Research

Through photosynthesis, marine algae convert gigatonnes of carbon dioxide into carbohydrates every year. In the form of algal polysaccharides, these structurally complex biomolecules determine to a large extent how much carbon is stored in the oceans. Specialised marine bacteria unlock this carbon energy by breaking down the polysaccharides through the action of carbohydrate-active enzymes (CAZymes) and releasing the carbon dioxide back into the atmosphere. However, some of the polysaccharides are not recycled quickly, but sink into the deep sea and sediments, where they can store carbon for millennia. To better understand these processes, great efforts are needed to further explore the marine carbon cycle. The same advances are also important to support emerging efforts to use algal biomass as a new sustainable resource for the bioeconomy. The enzymatic machinery responsible for the degradation of polysaccharides by marine bacteria has remained largely unexplored because of the size and heterogeneity of algal polysaccharides. Pure and defined oligosaccharides needed for systematic screenings of marine CAZymes are currently not available. Since conventional chemical synthesis is time-consuming and often not general enough, ASAP aims to obtain collections of oligosaccharides related to different classes of algal polysaccharides by using automated glycan assembly (AGA) technology. Oligosaccharides with many different sequences and sulfation patterns will be prepared from small sets of monosaccharide building blocks. Incubation of the synthetic oligosaccharides with samples containing carbohydrate-degrading activity and subsequent HPLC-MS analysis of the degradation products will provide information on: 1) the collective enzyme activities of a bacterial community in seawater and sediment samples; 2) the abilities of individual bacterial strains to degrade specific polysaccharides; 3) the substrate specificities of purified CAZymes.

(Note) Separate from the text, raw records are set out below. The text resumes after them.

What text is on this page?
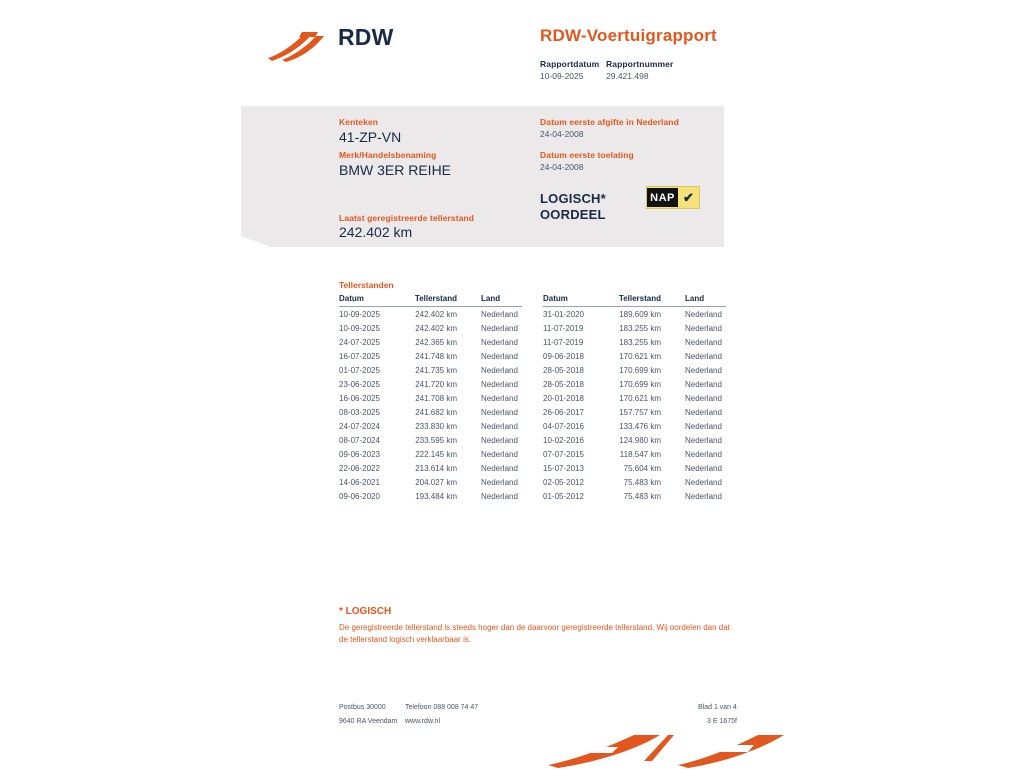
RDW	RDW-Voertuigrapport
Rapportdatum
10-09-2025
Rapportnummer
29.421.498
Kenteken
41-ZP-VN
Merk/Handelsbenaming
BMW 3ER REIHE
Laatst geregistreerde tellerstand
242.402 km
Datum eerste afgifte in Nederland
24-04-2008
Datum eerste toelating
24-04-2008
LOGISCH*
OORDEEL
NAP ✔
Tellerstanden
Datum	Tellerstand	Land
10-09-2025	242.402 km	Nederland
10-09-2025	242.402 km	Nederland
24-07-2025	242.365 km	Nederland
16-07-2025	241.748 km	Nederland
01-07-2025	241.735 km	Nederland
23-06-2025	241.720 km	Nederland
16-06-2025	241.708 km	Nederland
08-03-2025	241.682 km	Nederland
24-07-2024	233.830 km	Nederland
08-07-2024	233.595 km	Nederland
09-06-2023	222.145 km	Nederland
22-06-2022	213.614 km	Nederland
14-06-2021	204.027 km	Nederland
09-06-2020	193.484 km	Nederland
Datum	Tellerstand	Land
31-01-2020	189.609 km	Nederland
11-07-2019	183.255 km	Nederland
11-07-2019	183.255 km	Nederland
09-06-2018	170.621 km	Nederland
28-05-2018	170.699 km	Nederland
28-05-2018	170.699 km	Nederland
20-01-2018	170.621 km	Nederland
26-06-2017	157.757 km	Nederland
04-07-2016	133.476 km	Nederland
10-02-2016	124.980 km	Nederland
07-07-2015	118.547 km	Nederland
15-07-2013	75.604 km	Nederland
02-05-2012	75.483 km	Nederland
01-05-2012	75.483 km	Nederland
* LOGISCH
De geregistreerde tellerstand is steeds hoger dan de daarvoor geregistreerde tellerstand. Wij oordelen dan dat de tellerstand logisch verklaarbaar is.
Postbus 30000
9640 RA Veendam
Telefoon 088 008 74 47
www.rdw.nl
Blad 1 van 4
3 E 1675f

The HIV-1 envelope spike (Env) bears a cluster of oligomannose-type glycans that is a target for broadly neutralizing antibodies (bnAbs). However, while nAbs to this cluster, dubbed the high-mannose patch (HMP), are known to develop in at least some HIV-infected individuals, past attempts to elicit similar antibodies by immunization have been largely unsuccessful. Most previous approaches have involved presenting clusters of natural or synthetic high-mannose glycans on the surface of carrier proteins. The difficulty in eliciting high-mannose-targeting nAbs by immunization is believed to relate, at least in part, to the ‘self’ nature of the targeted glycans. The approach that we are pursuing is based on the scientific premise that antigenic mimicry of mammalian host structures can stimulate cross-reactive antibodies if such mimics are presented in the proper ‘foreign’ milieu. Our overarching hypothesis is that, upon immunization, an antigenic mimic of mammalian oligomannose will more readily elicit antibodies that bind the HMP than native or synthetic oligomannose. In our progress report, we show that a CRM197-conjugate of our lead oligomannose mimetic is bound with high avidity by various HMP-specific bnAbs as well as their germline precursors. Furthermore, human antibody transgenic mice immunized with this neoglycoconjugate yield antibodies that bind recombinant HIV-1 SOSIP trimers, albeit only when the conjugate is formulated in the TLR4-stimulating Th1-adjuvant GLA-SE. We expect our findings to help sharpen our strategy and critically inform the pursuit of future preclinical studies. Results from this research could inform other HIV vaccine design strategies also.

C-type lectin-like receptor 2 (CLEC-2) is involved in two important processes of platelet biology: separation of blood and lymphatic vessels and thrombosis. Besides being considered a potential drug target in settings of wound healing, inflammation, infection, and cancer, CLEC-2 is gaining interest as a therapeutic target for a variety of thrombo-inflammatory disorders with treatment also predicted to cause minimal disruption to hemostasis. While the last few years have seen major advances in our understanding of CLEC-2 ligand interactions and the resulting signaling cascades, the mechanisms by which the different biological functions are controlled are still insufficiently understood. Elucidation of these pathways is bottlenecked by a lack of chemical tools to investigate and visualize the effects of receptor multimerization on signaling and ligand fate. This project aims at establishing a platelet-specific liposomal platform for mechanistic and targeted-delivery studies. Liposomal nanoparticles are decorated with natural as well as newly developed high-affinity ligands of CLEC-2 prepared by chemical synthesis. The opportunity to control ligand affinity and density on the nanoparticles will enable detailed studies into CLEC-2 biology and thus exploration of CLEC-2 as a therapeutic target for small-molecule inhibitors and for delivery devices for nucleic acids and other drugs.